# HDMI Cables



## JawesomeArt (Dec 4, 2013)

I found a few really good deals on Rosewill HDMI Cables, and I want to know thoughts before I grab a bunch of them. They seem pretty thick, but not AS thick as some of the much pricier ones. So, Do you get what you pay for in the case of HDMI cables?


----------



## JMPC (Jan 15, 2011)

In theory, any good quality cables will be fine. HDMI is digital so it should either work or not. It's not like analog cables where the signal may be degraded. 

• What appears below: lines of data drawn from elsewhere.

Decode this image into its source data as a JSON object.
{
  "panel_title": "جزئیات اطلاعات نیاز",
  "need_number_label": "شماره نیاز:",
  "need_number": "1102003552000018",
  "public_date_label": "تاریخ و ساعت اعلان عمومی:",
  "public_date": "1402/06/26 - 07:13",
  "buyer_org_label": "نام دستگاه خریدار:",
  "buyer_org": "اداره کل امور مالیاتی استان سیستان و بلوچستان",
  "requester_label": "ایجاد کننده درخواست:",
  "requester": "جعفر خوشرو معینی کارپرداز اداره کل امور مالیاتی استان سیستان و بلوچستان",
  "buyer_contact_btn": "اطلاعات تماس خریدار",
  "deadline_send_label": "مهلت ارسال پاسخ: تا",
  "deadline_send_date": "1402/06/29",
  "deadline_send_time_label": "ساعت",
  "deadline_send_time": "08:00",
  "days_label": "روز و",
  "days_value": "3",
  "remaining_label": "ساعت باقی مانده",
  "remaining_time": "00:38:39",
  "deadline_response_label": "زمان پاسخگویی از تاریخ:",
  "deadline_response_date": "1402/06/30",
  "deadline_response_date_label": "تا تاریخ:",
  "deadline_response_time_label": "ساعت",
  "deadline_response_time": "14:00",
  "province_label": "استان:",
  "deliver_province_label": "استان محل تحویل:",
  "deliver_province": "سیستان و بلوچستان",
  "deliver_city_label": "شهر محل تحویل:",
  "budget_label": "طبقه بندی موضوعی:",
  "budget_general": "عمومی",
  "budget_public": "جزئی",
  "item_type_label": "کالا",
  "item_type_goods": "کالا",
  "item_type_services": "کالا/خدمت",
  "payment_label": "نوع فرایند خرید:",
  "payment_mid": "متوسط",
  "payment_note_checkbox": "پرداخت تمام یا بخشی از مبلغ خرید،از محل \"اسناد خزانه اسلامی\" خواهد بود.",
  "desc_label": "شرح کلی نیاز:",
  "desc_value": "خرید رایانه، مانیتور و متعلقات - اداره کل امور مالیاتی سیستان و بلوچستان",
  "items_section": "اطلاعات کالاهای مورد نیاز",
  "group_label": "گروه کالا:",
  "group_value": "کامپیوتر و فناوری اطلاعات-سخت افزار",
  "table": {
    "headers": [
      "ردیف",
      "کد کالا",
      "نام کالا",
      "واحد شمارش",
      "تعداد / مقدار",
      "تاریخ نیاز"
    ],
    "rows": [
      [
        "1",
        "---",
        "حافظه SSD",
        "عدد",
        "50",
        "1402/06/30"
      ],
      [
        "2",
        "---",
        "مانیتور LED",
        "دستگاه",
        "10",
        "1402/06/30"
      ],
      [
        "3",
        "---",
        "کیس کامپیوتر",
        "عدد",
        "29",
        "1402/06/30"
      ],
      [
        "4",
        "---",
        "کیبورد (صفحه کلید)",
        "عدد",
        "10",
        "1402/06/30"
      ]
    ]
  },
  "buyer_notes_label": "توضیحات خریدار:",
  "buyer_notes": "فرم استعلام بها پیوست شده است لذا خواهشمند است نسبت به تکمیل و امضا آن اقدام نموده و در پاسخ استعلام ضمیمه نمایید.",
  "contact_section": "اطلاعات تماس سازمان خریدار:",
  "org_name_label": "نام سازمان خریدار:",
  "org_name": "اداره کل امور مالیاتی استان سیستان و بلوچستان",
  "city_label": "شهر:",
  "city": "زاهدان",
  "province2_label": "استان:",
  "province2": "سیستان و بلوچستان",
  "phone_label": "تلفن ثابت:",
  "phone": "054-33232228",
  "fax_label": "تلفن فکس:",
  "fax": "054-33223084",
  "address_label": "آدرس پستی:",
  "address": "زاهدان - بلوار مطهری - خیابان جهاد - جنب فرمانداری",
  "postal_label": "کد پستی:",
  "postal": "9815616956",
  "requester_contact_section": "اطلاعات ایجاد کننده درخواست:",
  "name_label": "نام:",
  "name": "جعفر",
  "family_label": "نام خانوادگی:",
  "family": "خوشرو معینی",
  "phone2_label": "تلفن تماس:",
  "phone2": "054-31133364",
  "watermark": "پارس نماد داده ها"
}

Here's some additional information regarding all the specs for HDMI:
HDMI :: Manufacturer :: HDMI 1.4 :: FAQ for HDMI 1.4
Differences between HDMI versions 1.1, 1.2, 1.3a, and 1.4a?
HDMI Spec Versions -- Blue Jeans Cable


----------



## JimE (Apr 16, 2009)

Haven't used any of the newegg brand so I don't know the quality.

I do recommend monoprice. Good prices and quality products.


----------



## Old Rich (May 31, 2007)

Don’t Be Fooled by HDMI Cables | Tech Support Forum


----------



## sobeit (Nov 11, 2007)

I just get the cheapest, never had a problem


----------



## yustr (Sep 27, 2004)

BTW: the same applies to speaker wires. One of many tests. Just use 16 gauge lamp cord and save $$$.


----------